L’Atelier Marcadet s’entretient avec une douzaine de personnes âgées. Ces entretiens portent sur la place de l’amour dans la vie, passée ou présente, des résidents. Ils sont enregistrés chez eux, dans la résidence dans laquelle ils habitent. Ils nous confient leurs histoires personnelles, évoquant les passions ou les déceptions amoureuses qu’ils ont vécues.

Après avoir recueilli ces différents témoignages, il s’agit ensuite d’en extraire « la moelle », de réécrire, de chercher à unir ces différents parcours de vie, tout en restant au plus près de leur parole d’origine.
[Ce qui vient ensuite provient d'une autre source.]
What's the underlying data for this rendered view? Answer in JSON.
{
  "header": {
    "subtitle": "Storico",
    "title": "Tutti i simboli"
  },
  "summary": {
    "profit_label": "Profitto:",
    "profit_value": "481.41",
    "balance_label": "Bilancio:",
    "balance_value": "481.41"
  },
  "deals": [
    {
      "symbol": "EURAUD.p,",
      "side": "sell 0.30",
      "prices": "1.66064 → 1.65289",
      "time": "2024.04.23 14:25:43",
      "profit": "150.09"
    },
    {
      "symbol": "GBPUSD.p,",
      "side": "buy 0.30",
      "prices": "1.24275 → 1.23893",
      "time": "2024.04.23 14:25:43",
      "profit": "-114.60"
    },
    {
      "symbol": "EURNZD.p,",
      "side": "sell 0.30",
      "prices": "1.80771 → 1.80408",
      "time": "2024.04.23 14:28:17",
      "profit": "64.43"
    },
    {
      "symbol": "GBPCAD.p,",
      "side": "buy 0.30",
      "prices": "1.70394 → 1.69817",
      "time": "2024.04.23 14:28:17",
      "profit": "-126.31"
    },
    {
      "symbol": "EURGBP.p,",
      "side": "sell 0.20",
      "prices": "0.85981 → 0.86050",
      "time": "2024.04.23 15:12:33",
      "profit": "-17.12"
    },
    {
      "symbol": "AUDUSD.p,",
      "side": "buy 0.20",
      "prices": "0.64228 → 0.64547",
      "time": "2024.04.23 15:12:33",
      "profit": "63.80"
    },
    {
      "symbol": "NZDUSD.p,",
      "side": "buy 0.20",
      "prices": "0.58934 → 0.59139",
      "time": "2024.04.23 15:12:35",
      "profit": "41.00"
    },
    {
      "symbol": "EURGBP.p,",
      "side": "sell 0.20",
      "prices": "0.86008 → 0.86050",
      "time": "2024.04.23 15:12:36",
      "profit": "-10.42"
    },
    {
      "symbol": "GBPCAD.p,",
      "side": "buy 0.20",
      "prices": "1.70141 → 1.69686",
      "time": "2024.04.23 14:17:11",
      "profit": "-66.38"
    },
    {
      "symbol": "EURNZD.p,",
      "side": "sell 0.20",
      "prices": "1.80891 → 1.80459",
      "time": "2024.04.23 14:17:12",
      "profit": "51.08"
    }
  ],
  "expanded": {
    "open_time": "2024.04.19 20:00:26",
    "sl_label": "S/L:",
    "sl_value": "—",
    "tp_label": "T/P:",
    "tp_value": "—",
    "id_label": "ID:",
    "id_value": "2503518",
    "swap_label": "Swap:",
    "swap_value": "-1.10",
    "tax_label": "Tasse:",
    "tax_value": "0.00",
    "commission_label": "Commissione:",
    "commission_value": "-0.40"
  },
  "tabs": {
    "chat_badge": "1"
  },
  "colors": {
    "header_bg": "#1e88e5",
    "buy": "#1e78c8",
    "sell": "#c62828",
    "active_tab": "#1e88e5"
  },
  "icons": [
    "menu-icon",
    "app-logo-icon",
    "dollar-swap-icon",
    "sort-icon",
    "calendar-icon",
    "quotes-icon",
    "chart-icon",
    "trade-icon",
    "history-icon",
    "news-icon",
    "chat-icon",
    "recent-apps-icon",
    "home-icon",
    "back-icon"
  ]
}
C’est donc à partir de ces conversations enregistrées que sera conçu un texte dramatique retraçant la façon dont ces personnes, âgées de 70 à 97 ans, ont traversé « amoureusement » le siècle. Bien que très directement inspiré de ces témoignages, le texte écrit par la suite respectera l’anonymat des personnes qui ont accepté de se confier.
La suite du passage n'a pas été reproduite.